Pittsburgh Post-Gazette

Penn State approves policy for rescinding honors and distinctio­ns

- By Charles Thompson pennlive.com

They hope it won’t be needed often, but Penn State trustees voted last week to give the president the power and discretion to rescind university honors, awards or namings if he or she feels an ongoing associatio­n with an honoree could bring the university disrepute.

The policy requires the president to consult with the chair and vice chair of the board, plus the university’s Distinguis­hed Alumni Award selection committee. But formal board considerat­ion or approval of a reversal of an honor would no longer be required, though the president would still have to notify the board of any such action.

The policy passed 22-9 after a brief debate in which several board members objected to ceding the authority to strip a building name or an honorary degree to the president, especially since board approval is required for all such official honors to be granted in the first place.

Alice Pope, one of the board’s nine alumni-elected trustees, summed up the opponents’ arguments the best.

“I’m reluctant to give this away on behalf of all future trustees who follow us,” Ms. Pope said. “And I think that there are dangers to conveying this authority to a single individual. ... We live in a time right now, unfortunat­ely, when there is a lot of revisionis­t history, there is a lot of political pressure placed on all kinds of institutio­ns to undo things that had been previously been done.

“I’m thinking that if I were a university president I might appreciate having the cover of a board saying: ‘This is a collective decision by a deliberati­ve body; it’s not up to me.’ ”

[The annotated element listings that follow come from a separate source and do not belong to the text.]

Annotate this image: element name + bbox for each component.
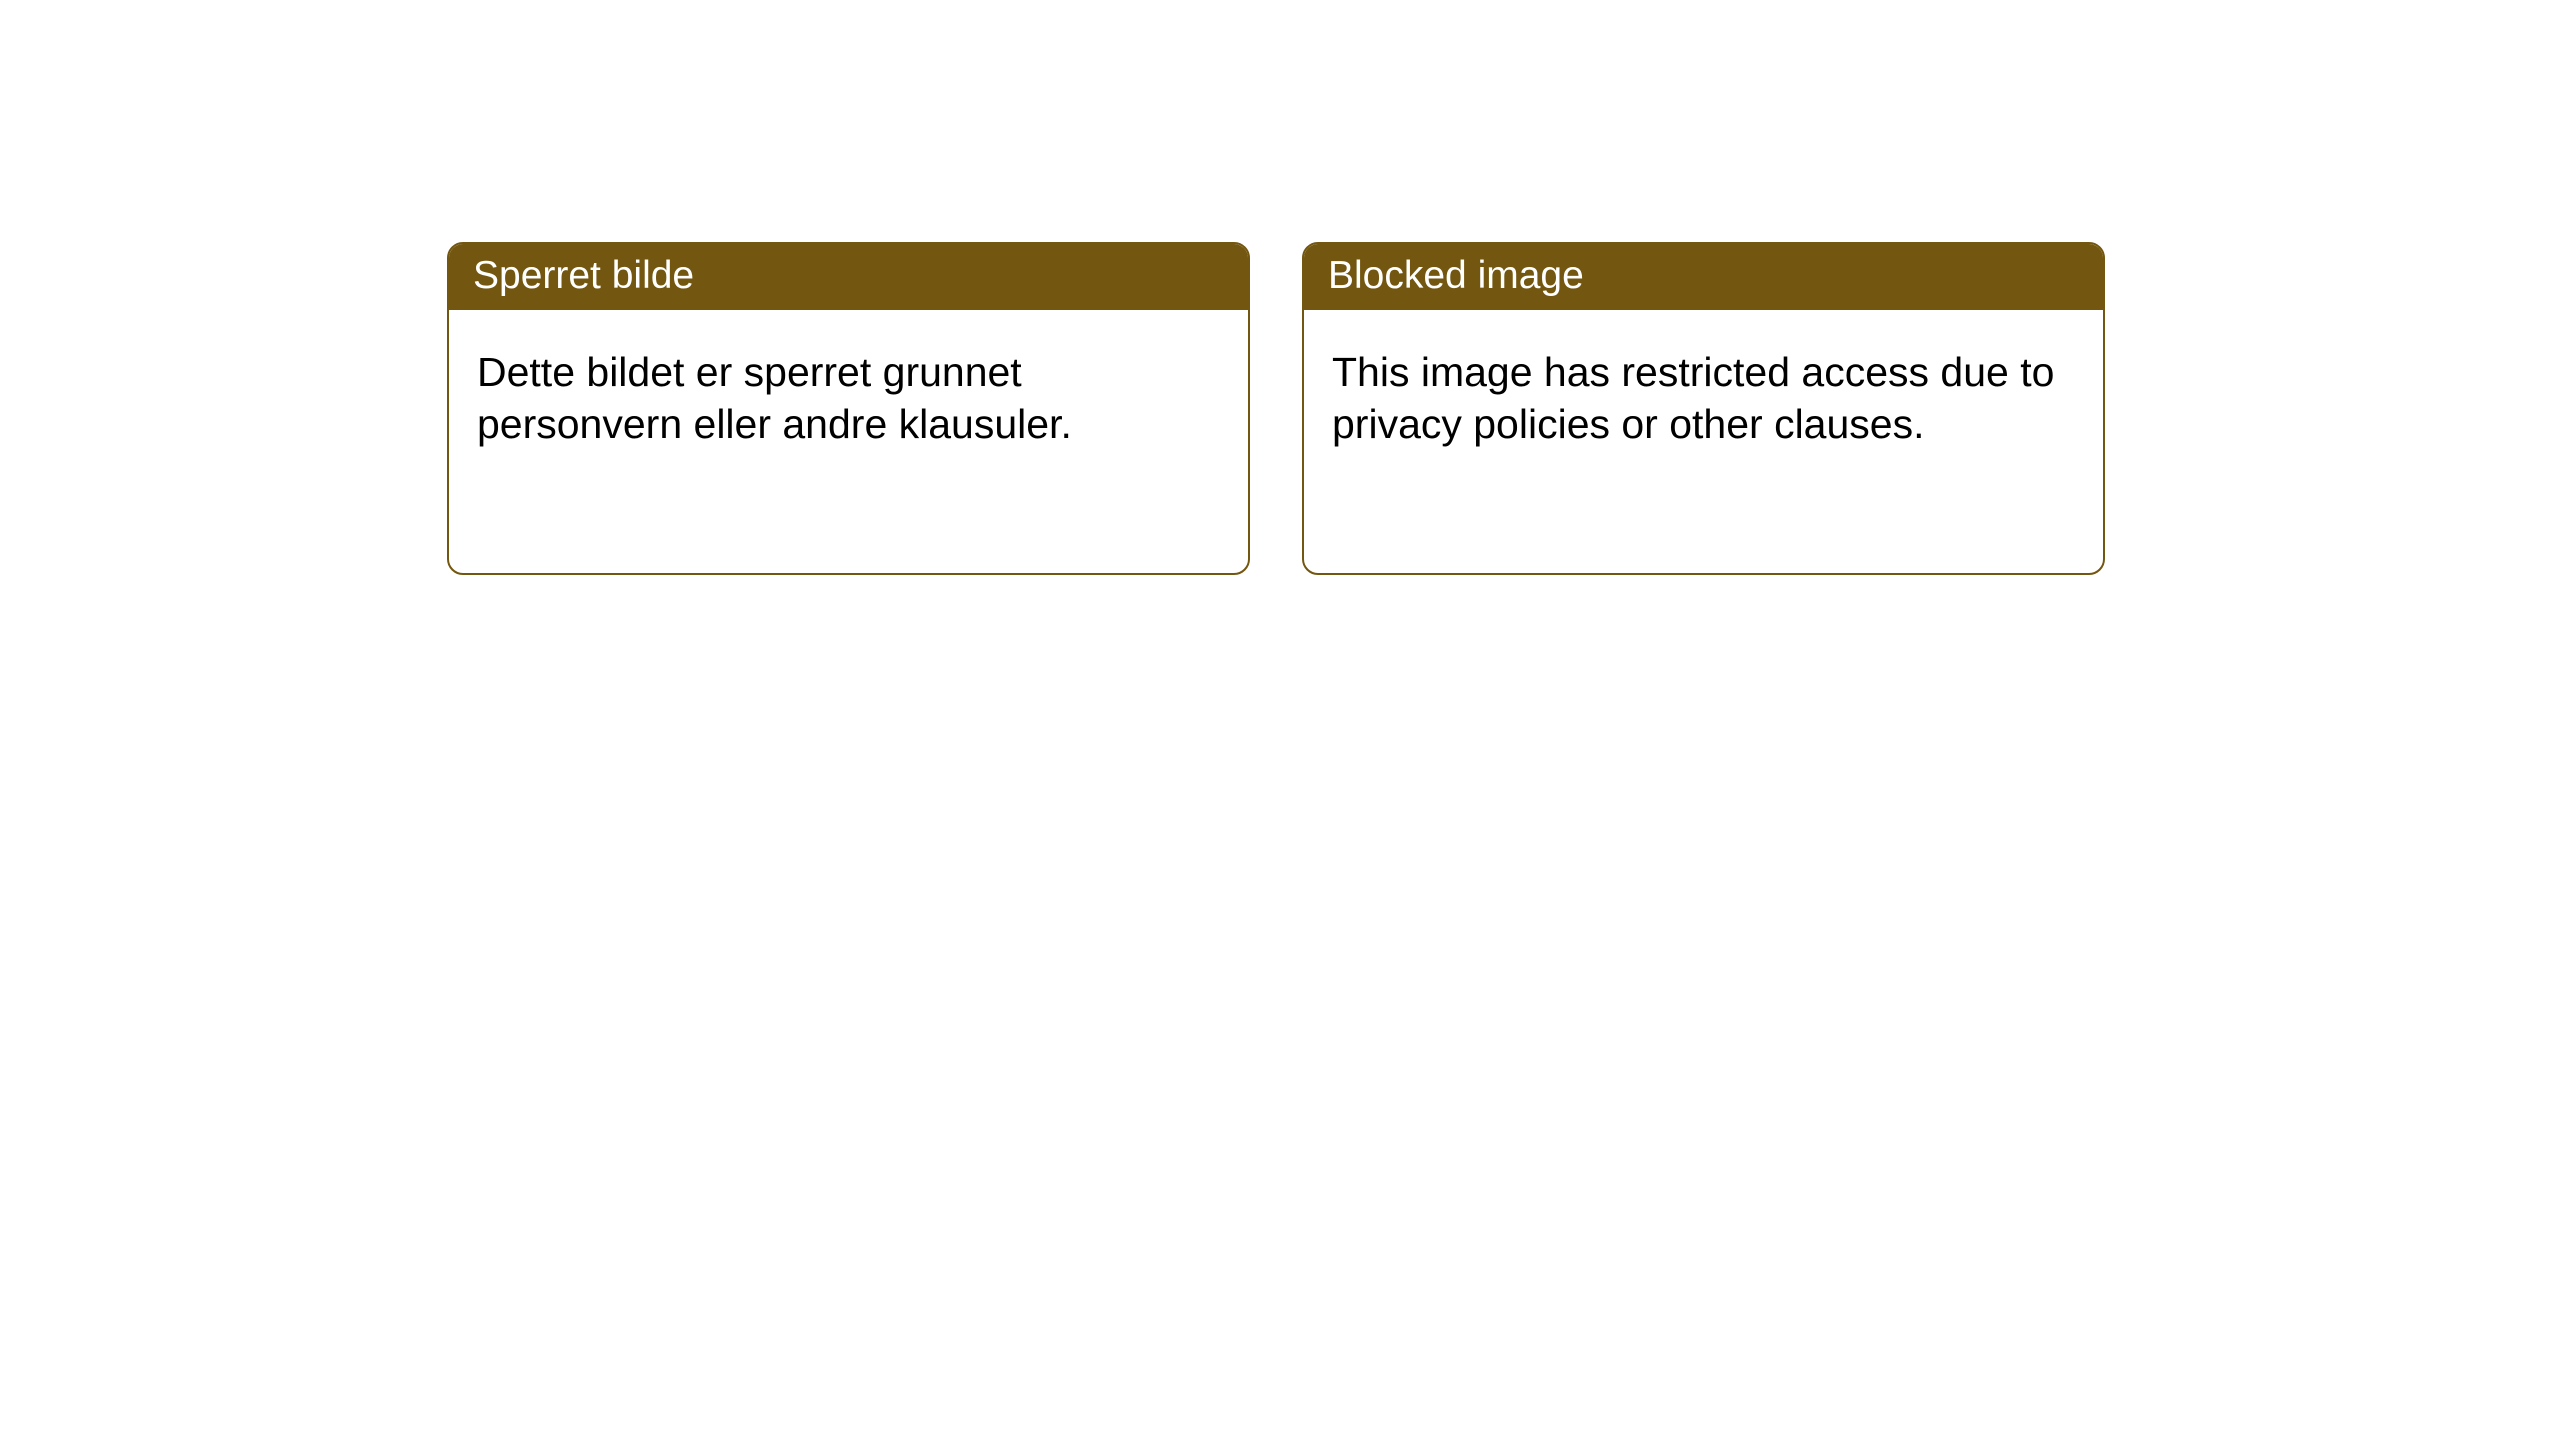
card-body-norwegian: Dette bildet er sperret grunnet personve… — [449, 310, 1248, 487]
card-header-english: Blocked image — [1304, 244, 2103, 310]
card-body-english: This image has restricted access due to … — [1304, 310, 2103, 487]
blocked-image-card-norwegian: Sperret bilde Dette bildet er sperret gr… — [447, 242, 1250, 575]
notice-cards-container: Sperret bilde Dette bildet er sperret gr… — [447, 242, 2105, 575]
blocked-image-card-english: Blocked image This image has restricted … — [1302, 242, 2105, 575]
card-header-norwegian: Sperret bilde — [449, 244, 1248, 310]
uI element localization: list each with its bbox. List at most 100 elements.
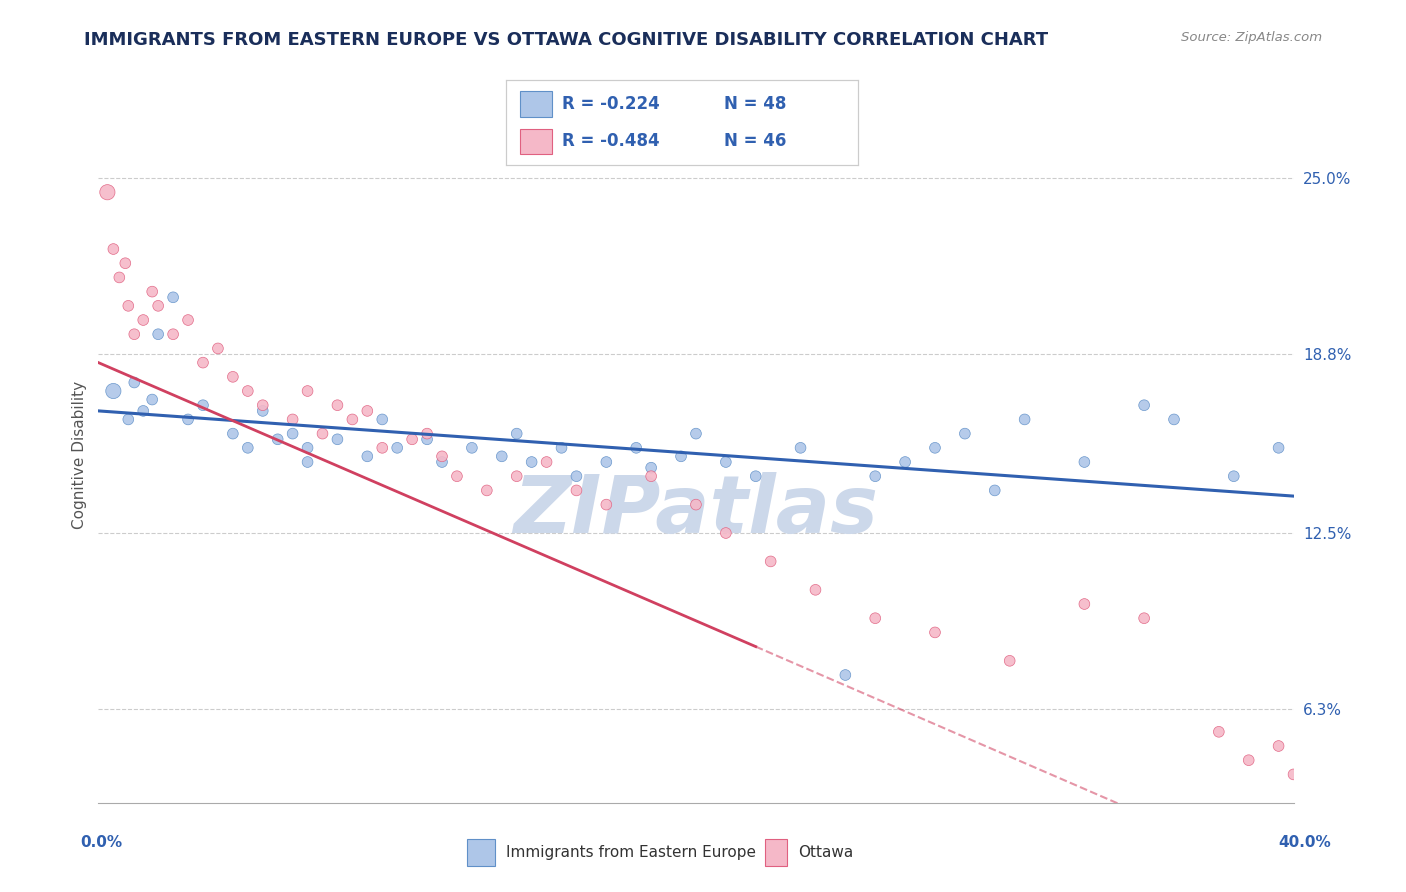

Trustee David Kleppinger said the policy had the potential benefit of allowing the board to reverse a decision “without the public embarrassm­ent to whatever individual it may apply to at board meeting. ... The only element in the process of this that doesn’t occur is in fact the full board of trustees vote.”

In 2017, the board voted to rename an campus child care center that initially had been named for Senior Vice President for Business and Finance Gary Schultz. Schultz had pleaded guilty to a count of child endangerme­nt for failing to report an allegation of child sexual abuse against former Penn State football assistant coach Jerry Sandusky to police or child welfare officials.

Asked whether the revision was prompted by current concerns about any particular Penn State honoree, university President Eric Barron declined to comment.

Earlier this year, the University of Pennsylvan­ia and Penn State were challenged to rescind all honorifics to Dr. Albert Kligman, who — late in his career — faced lawsuits over medical experiment­s on prisoners in the 1950s, ’60s and ’70s while a member of the Penn faculty.

A former Penn State Mont Alto student, Kligman endowed several scholarshi­ps at the Franklin County campus, at least one of which still appears to carry his name. Kligman died in 2010.